在这种折磨之下,他的伤口最终还是没能逃脱恶化发炎的结局。
病情反复了一周之后,光头已然奄奄一息。
他的脑海中不断反复回放着那把电锯的样子。
直到死之前,他才生出一点后悔来。
“不应该招惹那户人家的,应该挑一户更好下手的对象才是。”抱着这样的念头,光头咽下了最后一口气。
光头死亡的当天,顾未然就接到了消息。
一家人的生活有保障,井里面为数不多的井水对他们来说也是可有可无,顾未然索性继续开着抽水器,每天把井水都抽起来,等徐淮他们来拿。
这些水对顾家来说不算什么,但对林孟和徐淮来说还是很重要的,或者说,是对避难所挺重要的。
这样几个装满了水的塑料大桶,能够供应5-60人一天的饮水需求。
林孟很佩服顾未然,因此徐淮在和对方说悄悄话的时候,林孟也就睁只眼闭只眼放过去了,权当自己没有听见。
“光头居然死了吗?”
深沉的夜色之中,顾未然站门后,静静地思考了一会。
虽然直到这种天气伤口会恶化,但对方死的未免也太快了一点?
这样的疑惑刚刚浮现在心头,门外的徐淮语气欢脱道:“这家伙自己作恶多端,碰到了之前被他得罪的人,被磋磨死的。
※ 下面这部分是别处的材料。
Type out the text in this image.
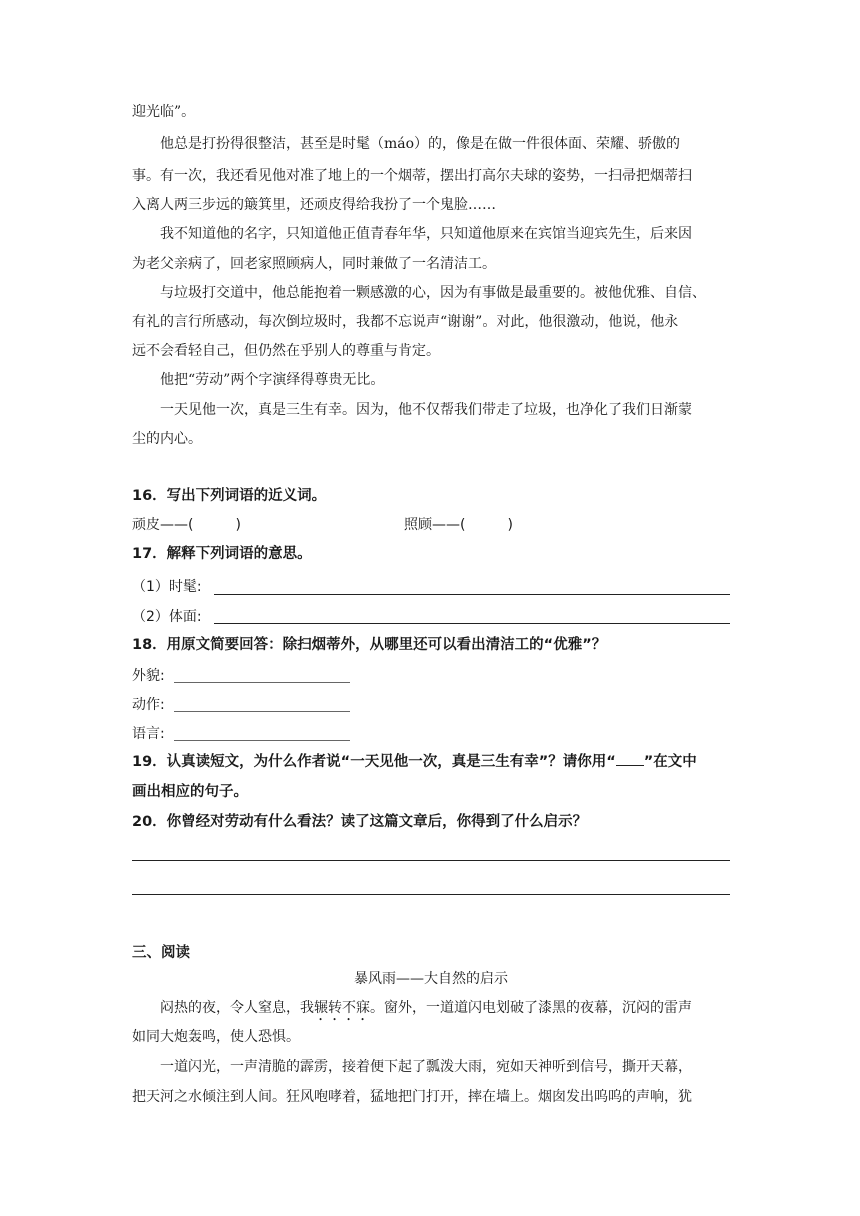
迎光临”。
他总是打扮得很整洁，甚至是时髦（máo）的，像是在做一件很体面、荣耀、骄傲的
事。有一次，我还看见他对准了地上的一个烟蒂，摆出打高尔夫球的姿势，一扫帚把烟蒂扫
入离人两三步远的簸箕里，还顽皮得给我扮了一个鬼脸……
我不知道他的名字，只知道他正值青春年华，只知道他原来在宾馆当迎宾先生，后来因
为老父亲病了，回老家照顾病人，同时兼做了一名清洁工。
与垃圾打交道中，他总能抱着一颗感激的心，因为有事做是最重要的。被他优雅、自信、
有礼的言行所感动，每次倒垃圾时，我都不忘说声“谢谢”。对此，他很激动，他说，他永
远不会看轻自己，但仍然在乎别人的尊重与肯定。
他把“劳动”两个字演绎得尊贵无比。
一天见他一次，真是三生有幸。因为，他不仅帮我们带走了垃圾，也净化了我们日渐蒙
尘的内心。
16．写出下列词语的近义词。
顽皮——(　　　)	照顾——(　　　)
17．解释下列词语的意思。
（1）时髦:
（2）体面:
18．用原文简要回答：除扫烟蒂外，从哪里还可以看出清洁工的“优雅”？
外貌:
动作:
语言:
19．认真读短文，为什么作者说“一天见他一次，真是三生有幸”？请你用“ ”在文中
画出相应的句子。
20．你曾经对劳动有什么看法？读了这篇文章后，你得到了什么启示？
三、阅读
暴风雨——大自然的启示
闷热的夜，令人窒息，我辗转不寐。窗外，一道道闪电划破了漆黑的夜幕，沉闷的雷声
如同大炮轰鸣，使人恐惧。
一道闪光，一声清脆的霹雳，接着便下起了瓢泼大雨，宛如天神听到信号，撕开天幕，
把天河之水倾注到人间。狂风咆哮着，猛地把门打开，摔在墙上。烟囱发出呜呜的声响，犹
”
无论对方是怎么死的,只要是死了就行,想必妹妹知道这件事之后会比自己更开心。
她迫不及待地回到屋子里面,将这件事情告诉了顾书然。
顾书然还略有些苍白的小脸上浮现出欢喜的神色,她用力鼓掌:“死的好!”
沉迷看小说的顾雪抬头,迷惑道:“什么,谁死了?”
顾未然又重复了一遍。
顾雪关上手机,不禁同意女儿说的话。